I recently bought a book from legendary American author, T.C. Boyle. When I got it home, I was jarred to notice that the book jacket contained exactly zero advanced praise. I became immediately skeptical that the book could possibly be any good—and we're talking about T.C. Boyle. Now imagine the value of that advanced praise if we're not talking about T.C. Boyle.
The value of book reviews can't be understated; but getting good book reviews requires commitments for time and finances. To help you best determine where your commitments might be best spent, I've broken down the who and how to for different types of book reviews.
These are reviews from sources that exist to serve publishers and the publishing industry. Review sources like Publishers Weekly, Kirkus, Foreword Reviews, and others are read by members of the trade, including librarians, booksellers, media, distributors and more. Reviews from trade sources could help you reach stakeholders in different areas of publishing, as well as consumers.
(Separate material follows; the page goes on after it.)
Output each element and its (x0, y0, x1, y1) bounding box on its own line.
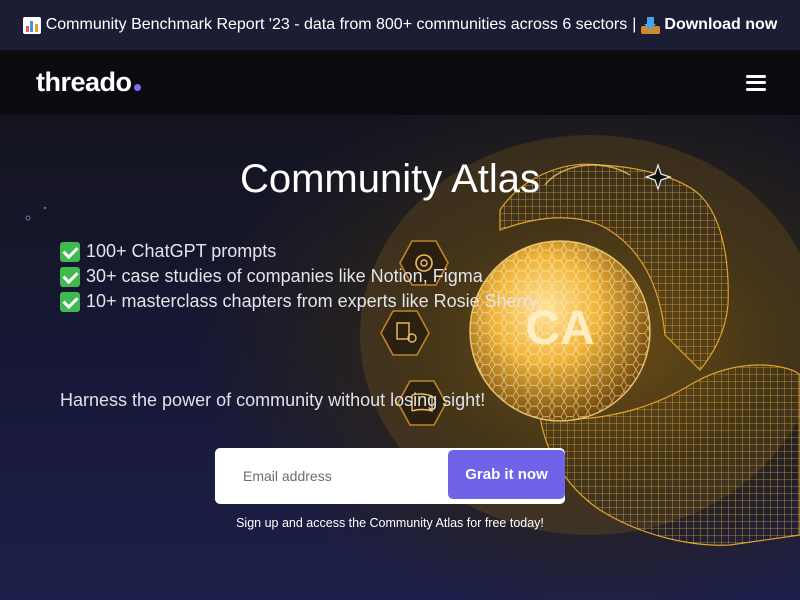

Trade Reviews typically require books to be submitted for review a minimum of three months before publication, and editors choose the books that will receive reviews. Kirkus, Foreword, and others offer fee-for-review services that guarantee reviews for your book.
If Stephen King recommends a book, I'll probably read it. That's the power of an expert review, and is why it's something you should consider as part of your pre-publication book marketing efforts. Think outside the box with who you're considering—scientists can love sci-fi—but get them a copy of your book as soon as possible, because you'll want their quote on your book cover. Expert reviews are a great way to attract consumers, as well as trade, and even schools and universities.
Anyone who has ever purchased anything from a retailer that offers star-ratings on its inventory knows the value of a product rating. In the world of readers, we're talking about the reader-review. While it's not recommended to get bogged down in the comment section, a high star rating on a website like Amazon or (Amazon-owned) GoodReads can sway a reader. Don't be afraid to ask your readers and fans to leave reviews on your book's various retail and social media pages.
Whether you're hoping to reach people who sell books or people who buy books, book reviews should play a role in your book marketing efforts.